The IWG also recommends that banks can invest in other companies up to 20 per cent of their paid up capital and reserves. If this is taken in conjunction with the proposal to allow large corporate/industrial houses to become bank promoters, it will enable the bank itself to then invest in the promoter’s companies, once again bringing into question the separation of commercial and banking interests. The Banking Regulation Act does not permit this in its current form. The intention of this recommendation is perhaps to enable banks to invest in other financial companies such as insurance and other financial activities. In principle, as recommended by the IWG, all banks should move to a non-operating financial holding company (NOFHC), which should then make any such investments in other financial companies rather than the bank itself.

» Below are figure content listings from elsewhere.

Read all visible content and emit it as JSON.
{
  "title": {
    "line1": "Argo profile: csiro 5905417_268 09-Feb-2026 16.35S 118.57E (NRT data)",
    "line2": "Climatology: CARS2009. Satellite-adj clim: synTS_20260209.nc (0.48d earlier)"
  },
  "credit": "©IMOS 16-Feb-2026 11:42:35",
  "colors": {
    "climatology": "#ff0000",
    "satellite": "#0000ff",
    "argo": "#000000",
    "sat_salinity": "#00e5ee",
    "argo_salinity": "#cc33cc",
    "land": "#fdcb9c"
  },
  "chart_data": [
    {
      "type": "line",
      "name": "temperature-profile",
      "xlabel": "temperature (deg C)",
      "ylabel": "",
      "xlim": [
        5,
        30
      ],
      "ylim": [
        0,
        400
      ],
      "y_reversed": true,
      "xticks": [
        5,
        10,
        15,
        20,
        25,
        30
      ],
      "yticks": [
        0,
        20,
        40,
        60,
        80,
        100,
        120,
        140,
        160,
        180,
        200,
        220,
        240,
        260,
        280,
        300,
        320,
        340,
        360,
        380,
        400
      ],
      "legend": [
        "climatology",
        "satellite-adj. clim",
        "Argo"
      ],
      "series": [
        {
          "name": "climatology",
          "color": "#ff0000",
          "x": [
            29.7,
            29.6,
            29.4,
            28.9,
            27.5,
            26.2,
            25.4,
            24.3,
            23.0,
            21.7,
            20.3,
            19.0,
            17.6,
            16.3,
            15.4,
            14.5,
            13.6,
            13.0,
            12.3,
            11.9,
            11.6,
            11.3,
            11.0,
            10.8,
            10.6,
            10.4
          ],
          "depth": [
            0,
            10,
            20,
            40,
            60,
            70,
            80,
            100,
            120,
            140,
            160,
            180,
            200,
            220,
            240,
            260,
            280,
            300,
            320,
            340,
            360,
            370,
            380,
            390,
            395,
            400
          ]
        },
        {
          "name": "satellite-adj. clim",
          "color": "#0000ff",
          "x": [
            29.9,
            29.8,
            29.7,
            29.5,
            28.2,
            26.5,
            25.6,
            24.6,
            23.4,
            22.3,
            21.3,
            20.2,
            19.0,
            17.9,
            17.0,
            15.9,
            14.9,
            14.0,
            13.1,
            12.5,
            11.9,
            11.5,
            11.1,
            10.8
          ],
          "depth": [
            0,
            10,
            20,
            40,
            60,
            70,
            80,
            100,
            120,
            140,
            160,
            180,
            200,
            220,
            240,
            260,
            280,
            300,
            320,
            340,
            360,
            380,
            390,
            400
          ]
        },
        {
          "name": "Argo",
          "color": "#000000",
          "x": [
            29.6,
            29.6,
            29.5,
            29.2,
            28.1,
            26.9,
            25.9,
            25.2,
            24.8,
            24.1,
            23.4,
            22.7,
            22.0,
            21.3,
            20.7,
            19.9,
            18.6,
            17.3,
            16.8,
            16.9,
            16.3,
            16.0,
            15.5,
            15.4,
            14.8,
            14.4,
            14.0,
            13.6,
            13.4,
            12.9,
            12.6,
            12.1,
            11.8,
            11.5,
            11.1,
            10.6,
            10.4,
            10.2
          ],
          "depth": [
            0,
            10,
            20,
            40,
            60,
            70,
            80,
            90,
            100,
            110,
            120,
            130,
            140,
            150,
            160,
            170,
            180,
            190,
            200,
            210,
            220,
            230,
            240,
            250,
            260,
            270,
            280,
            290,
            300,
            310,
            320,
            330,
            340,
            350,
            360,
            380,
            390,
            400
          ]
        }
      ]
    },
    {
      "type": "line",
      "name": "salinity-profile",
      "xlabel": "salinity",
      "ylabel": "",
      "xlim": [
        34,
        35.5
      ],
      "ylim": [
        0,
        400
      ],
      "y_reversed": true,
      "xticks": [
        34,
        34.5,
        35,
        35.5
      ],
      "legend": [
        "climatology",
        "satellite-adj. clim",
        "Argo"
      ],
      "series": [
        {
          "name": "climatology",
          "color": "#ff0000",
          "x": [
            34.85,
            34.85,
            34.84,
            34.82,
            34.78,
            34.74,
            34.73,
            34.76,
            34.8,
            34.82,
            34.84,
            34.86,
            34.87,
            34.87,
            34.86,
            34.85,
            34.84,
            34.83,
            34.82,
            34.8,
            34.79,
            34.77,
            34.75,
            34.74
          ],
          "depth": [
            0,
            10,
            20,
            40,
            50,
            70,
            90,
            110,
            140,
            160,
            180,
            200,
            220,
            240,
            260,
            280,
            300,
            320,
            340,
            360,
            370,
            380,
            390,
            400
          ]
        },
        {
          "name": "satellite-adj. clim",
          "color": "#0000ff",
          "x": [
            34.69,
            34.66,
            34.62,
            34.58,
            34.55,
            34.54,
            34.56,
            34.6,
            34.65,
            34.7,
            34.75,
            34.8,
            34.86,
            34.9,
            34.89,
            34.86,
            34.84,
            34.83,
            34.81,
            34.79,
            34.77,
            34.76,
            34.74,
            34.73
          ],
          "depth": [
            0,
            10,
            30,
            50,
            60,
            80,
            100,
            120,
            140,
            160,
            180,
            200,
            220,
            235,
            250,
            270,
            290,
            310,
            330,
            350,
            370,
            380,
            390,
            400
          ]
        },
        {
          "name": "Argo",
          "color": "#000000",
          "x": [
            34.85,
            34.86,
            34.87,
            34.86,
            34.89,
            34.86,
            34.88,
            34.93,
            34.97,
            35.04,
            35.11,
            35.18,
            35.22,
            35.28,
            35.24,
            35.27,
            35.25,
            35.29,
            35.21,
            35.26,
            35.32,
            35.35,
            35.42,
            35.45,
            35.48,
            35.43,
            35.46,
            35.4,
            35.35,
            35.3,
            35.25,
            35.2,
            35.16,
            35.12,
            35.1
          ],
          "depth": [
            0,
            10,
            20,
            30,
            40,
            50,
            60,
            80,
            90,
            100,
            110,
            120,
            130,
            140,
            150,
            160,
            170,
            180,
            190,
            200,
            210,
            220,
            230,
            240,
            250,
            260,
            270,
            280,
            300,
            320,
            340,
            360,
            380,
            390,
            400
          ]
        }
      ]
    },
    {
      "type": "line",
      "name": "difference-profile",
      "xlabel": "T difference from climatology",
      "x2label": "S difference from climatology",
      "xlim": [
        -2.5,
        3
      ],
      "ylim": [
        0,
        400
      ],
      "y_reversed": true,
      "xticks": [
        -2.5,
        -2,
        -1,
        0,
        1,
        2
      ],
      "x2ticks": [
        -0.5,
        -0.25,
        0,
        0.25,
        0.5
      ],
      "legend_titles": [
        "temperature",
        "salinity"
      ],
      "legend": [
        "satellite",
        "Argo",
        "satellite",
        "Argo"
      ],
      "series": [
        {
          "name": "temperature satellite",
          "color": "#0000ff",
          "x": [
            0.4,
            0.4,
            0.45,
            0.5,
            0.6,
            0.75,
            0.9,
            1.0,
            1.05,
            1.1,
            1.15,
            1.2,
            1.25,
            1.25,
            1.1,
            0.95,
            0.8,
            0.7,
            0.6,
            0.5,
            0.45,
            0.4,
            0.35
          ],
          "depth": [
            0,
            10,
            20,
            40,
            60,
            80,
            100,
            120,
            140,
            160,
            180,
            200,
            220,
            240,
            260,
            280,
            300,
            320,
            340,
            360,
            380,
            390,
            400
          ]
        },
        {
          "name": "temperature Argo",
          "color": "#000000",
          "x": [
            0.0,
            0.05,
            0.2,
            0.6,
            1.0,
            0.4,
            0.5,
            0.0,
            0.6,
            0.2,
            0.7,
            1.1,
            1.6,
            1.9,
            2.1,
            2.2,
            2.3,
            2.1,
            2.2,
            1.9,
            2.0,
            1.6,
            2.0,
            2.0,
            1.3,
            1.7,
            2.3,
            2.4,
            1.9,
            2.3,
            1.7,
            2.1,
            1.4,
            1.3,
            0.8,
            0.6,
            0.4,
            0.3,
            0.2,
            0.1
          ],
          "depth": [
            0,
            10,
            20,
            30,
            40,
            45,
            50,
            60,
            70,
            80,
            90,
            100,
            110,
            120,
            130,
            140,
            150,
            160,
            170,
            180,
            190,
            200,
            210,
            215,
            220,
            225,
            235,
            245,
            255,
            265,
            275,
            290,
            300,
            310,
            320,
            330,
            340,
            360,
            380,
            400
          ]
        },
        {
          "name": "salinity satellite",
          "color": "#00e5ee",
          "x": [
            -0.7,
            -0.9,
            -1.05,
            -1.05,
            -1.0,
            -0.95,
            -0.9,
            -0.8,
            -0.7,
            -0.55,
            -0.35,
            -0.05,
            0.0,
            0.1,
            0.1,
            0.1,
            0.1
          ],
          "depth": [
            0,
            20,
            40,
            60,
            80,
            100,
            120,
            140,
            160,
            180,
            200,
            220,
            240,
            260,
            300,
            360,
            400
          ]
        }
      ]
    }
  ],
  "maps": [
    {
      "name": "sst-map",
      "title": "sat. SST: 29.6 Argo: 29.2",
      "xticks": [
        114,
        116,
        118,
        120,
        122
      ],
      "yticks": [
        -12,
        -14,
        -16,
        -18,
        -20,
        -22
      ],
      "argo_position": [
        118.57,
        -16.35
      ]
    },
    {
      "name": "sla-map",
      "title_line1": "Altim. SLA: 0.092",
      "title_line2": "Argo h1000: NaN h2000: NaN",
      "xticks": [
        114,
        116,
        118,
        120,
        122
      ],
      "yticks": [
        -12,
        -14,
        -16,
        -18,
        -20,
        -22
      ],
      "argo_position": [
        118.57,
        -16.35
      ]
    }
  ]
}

Finally, among other key IWG recommendations is the one suggesting that well-functioning non-banking financial companies (NBFCs) promoted by large corporate/industrial groups may be allowed to get bank licences. Such a bank would effectively be promoted by a corporate/industrial group subject to all the issues outlined above. However, in view of the fact that there are a few well-functioning NBFCs of this character, there would be merit in permitting their graduation to banking companies but with the proviso that the promoter corporate/industrial company reduce their shareholding to less than 10 per cent. The experience has been that the most successful private sector banks
are indeed those that have metamorphosed from being large NBFCs or development finance institutions (DFIs), including a successful microfinance company, into banking companies, so this should be encouraged.
What then is the way forward?
Illustration: Ajay Mohanty
The key problem facing the financial sector at present is the lack of credit growth in view of the legacy overhang of large nonperforming assets, which is likely to get worse as a consequence of the ongoing Covid crisis. Thus the cleaning of balance sheets of public sector banks must get the highest priority rather than the government and the regulator getting sidetracked through licensing of new banks. What should be brought back into consideration is the setting up of a government promoted bad bank (or by a consortium of banks) so that existing banks can be freed of the overhang and can resume productive growth inducing credit creation.
Second, in view of the large number of public sector banks, it is now time to consider bringing down government ownership to less than 50 per cent starting with some of the remaining smaller public sector banks. This would enable the emergence of new widely held private sector banks, which can then possibly be subject to mergers and amalgamations leading to greater effective competition within the banking sector.
Third, as the IWG has noted, existing banks have been set up under six different statutes. It would be advisable to bring them under one statute, possibly the Companies Act itself, but also make the privatisation process easier.
Finally, the various failures in the financial sector that have arisen in the last few years suggest that there is a great need to strengthen regulation and supervision of the financial sector as a whole, particularly banks and NBFCs. Thus, a specific task ahead is the rapid strengthening and expansion of the RBI. It is surprising that as the financial sector has grown in both complexity and size over the last 10 years, the strength of RBI professional staff has actually reduced by a third from around 9,400 in 2009 to 6,670 in 2019. Of these, about 1,300 or so are entrusted with banking regulation and supervision. In comparison, the US Federal Reserve has around 22,000 professional staff, which are in addition to the many other financial regulators that exist in the United States. It is not surprising then that the financial sector has been subject to various regulatory and supervision failures in the last few years. The task of strengthening the RBI must be undertaken on an urgent basis in the interest of ensuring growth and financial stability in the coming years. There is also need for pre-emptive supervision and anticipation of emerging problems about the quality of assets.
Licensing new banks and making major controversial changes to their ownership structure is not the answer.